Abstract P279: Human Angiotensin Receptor Gene Variations, Hypertension & Reno-Vascular Complications

Abstract

Angiotensin receptor type 1 (AT1R), a G-protein coupled receptor mediates the effect of angiotensin-II and contributes to the pathophysiological consequences of reno-vascular system. AT1R-signaling promotes renal sodium retention, vascular remodeling, hypertension, and end organ damage. Genetic variations that increase AT1R can cause pathological outcomes associated with renin angiotensin system overactivity. However, genetically variable, transcriptional regulation of the human AT1R gene is poorly understood. In this regard, the human AT1R gene has a haplotype block of four SNPs: T/A at -810, T/G at -713, A/C at -214, and A/G at -153 in its promoter. Variants -810T, -713T, -214A, and -153A always occur together (named haplotype-I or Hap-I) and variants -810A, -713G, -214C, and -153G always occur together (haplotype-II or Hap-II).
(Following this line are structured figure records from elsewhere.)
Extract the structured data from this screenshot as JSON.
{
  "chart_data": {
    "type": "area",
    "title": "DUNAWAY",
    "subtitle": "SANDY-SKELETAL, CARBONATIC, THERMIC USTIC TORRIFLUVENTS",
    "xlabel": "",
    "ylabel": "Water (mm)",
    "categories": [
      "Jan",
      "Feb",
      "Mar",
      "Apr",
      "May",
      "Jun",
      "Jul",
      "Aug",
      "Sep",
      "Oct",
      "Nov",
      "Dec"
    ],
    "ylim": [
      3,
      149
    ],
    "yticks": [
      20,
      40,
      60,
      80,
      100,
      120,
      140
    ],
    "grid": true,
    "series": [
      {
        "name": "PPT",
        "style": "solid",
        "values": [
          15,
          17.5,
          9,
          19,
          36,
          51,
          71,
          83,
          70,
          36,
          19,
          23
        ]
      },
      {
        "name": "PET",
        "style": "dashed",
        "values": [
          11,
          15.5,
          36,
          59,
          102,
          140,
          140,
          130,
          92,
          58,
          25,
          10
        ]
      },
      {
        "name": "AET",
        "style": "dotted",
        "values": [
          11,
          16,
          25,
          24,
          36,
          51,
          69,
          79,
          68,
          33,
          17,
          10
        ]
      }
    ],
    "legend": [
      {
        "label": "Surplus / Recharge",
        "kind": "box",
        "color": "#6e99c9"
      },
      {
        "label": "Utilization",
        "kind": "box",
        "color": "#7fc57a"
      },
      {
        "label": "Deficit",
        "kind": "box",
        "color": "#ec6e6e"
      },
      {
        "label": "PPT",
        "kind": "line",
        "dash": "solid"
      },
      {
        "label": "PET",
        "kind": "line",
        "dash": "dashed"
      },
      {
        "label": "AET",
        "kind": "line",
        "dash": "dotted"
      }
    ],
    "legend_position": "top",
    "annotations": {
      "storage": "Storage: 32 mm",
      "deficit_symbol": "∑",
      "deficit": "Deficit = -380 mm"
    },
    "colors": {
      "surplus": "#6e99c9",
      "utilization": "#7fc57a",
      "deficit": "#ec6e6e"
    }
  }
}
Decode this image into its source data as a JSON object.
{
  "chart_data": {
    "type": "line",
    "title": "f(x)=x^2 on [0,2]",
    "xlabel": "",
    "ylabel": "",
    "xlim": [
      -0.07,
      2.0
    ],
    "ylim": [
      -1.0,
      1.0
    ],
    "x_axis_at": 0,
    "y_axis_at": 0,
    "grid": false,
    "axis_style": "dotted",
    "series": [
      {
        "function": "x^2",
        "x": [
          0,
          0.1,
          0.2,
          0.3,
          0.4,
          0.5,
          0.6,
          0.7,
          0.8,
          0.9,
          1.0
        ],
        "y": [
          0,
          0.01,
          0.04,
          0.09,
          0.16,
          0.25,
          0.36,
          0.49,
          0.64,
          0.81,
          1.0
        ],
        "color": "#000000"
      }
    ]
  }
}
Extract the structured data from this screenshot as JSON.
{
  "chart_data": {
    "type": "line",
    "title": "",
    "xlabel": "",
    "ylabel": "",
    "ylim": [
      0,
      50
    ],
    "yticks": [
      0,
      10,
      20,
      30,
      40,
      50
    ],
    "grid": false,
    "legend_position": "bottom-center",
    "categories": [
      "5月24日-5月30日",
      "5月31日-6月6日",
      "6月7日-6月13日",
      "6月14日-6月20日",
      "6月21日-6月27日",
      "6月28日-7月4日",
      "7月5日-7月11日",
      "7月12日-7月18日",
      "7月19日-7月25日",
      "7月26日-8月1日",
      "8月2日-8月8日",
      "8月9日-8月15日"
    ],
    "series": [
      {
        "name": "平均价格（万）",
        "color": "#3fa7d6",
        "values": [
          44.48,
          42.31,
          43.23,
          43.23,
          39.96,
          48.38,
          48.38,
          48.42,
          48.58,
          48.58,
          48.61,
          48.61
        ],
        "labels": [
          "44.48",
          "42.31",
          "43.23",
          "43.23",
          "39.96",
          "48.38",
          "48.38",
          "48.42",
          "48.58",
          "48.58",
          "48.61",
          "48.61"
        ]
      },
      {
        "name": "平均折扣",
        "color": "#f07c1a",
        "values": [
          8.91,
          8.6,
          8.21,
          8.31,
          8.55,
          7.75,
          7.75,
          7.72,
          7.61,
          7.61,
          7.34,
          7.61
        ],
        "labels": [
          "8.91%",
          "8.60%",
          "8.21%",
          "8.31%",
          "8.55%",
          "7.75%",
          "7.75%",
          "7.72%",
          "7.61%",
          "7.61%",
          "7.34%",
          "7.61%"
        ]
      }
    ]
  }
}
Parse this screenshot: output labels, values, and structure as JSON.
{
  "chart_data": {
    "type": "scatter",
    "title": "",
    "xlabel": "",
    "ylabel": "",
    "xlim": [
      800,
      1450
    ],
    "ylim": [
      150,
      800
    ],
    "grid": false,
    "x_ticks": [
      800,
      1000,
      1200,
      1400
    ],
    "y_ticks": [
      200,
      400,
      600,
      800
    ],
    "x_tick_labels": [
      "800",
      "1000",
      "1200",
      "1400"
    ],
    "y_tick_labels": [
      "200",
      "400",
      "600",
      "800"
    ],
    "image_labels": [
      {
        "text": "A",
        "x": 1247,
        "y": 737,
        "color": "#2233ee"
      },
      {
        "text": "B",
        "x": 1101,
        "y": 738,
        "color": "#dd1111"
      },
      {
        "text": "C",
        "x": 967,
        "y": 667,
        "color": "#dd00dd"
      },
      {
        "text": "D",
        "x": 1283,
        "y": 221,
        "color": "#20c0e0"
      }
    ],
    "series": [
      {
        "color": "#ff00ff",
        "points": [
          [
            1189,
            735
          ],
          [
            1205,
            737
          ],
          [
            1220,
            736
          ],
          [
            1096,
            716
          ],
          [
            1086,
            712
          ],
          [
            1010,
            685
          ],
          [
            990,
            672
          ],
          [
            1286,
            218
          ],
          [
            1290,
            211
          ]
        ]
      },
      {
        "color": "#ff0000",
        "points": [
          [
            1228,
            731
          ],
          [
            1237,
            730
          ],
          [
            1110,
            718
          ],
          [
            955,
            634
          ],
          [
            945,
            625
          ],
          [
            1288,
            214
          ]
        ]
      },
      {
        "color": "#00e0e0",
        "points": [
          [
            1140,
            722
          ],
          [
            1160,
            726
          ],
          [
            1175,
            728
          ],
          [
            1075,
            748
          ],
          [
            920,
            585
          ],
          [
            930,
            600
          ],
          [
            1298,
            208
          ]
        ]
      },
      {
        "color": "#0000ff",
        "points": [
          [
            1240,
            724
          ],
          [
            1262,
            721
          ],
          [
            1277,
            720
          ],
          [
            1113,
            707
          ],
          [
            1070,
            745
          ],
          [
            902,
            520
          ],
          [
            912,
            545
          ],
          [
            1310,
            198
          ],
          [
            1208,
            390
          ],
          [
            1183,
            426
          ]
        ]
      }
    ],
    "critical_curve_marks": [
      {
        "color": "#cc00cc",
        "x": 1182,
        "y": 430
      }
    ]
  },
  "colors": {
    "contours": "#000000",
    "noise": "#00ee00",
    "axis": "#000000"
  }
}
We have found that hap-I is associated with hypertension in Caucasians. Thus, we generated transgenic (TG) mice with hap-II and I of the hAT1R gene to study its transcriptional regulation in vivo . TG mice with hap-I have higher baseline expression of hAT1R (3.9 folds) in the kidney with increased blood pressure (Hap-I, 126±3 vs. Hap II, 115±4). Since, diet-induced obesity is accompanied by systemic inflammation and redox imbalance that, in turn, alter the cellular transcriptional milieu, we gave Western diet (WD) treatment to our TG mice. Preliminary studies show that transcription factors like USF1, GR and STAT3 binds strongly (2.1; 2.3; 1.7 folds respectively Vs Hap-II) to increase hAT1R expression (5.8 folds) and resulting blood pressure (136±2 vs. 120±3 in Hap II) in TG-mice with hap-I, as compared to hap-II. Complementary experiments show increased inflammatory and redox markers in renal tissues of Hap-I mice, when compared to Hap-II, after WD; including, IL6 (5.9 fold), NOX1 (5.2 fold), CRP (9.8 fold), and TNFα (6.3 fold). Also, histochemical analysis of kidneys show an elevated pathology in Hap-I TG mice. Thus, haplotype-dependent transcriptional regulation of the hAT1R gene causes increased hAT1R expression and blood pressure, in Hap-I TG mice. Importantly, WD exacerbates this differential gene- expression regulation, further increasing hAT1R and promoting a pro-oxidant/inflammatory milieu in mice with Hap-I.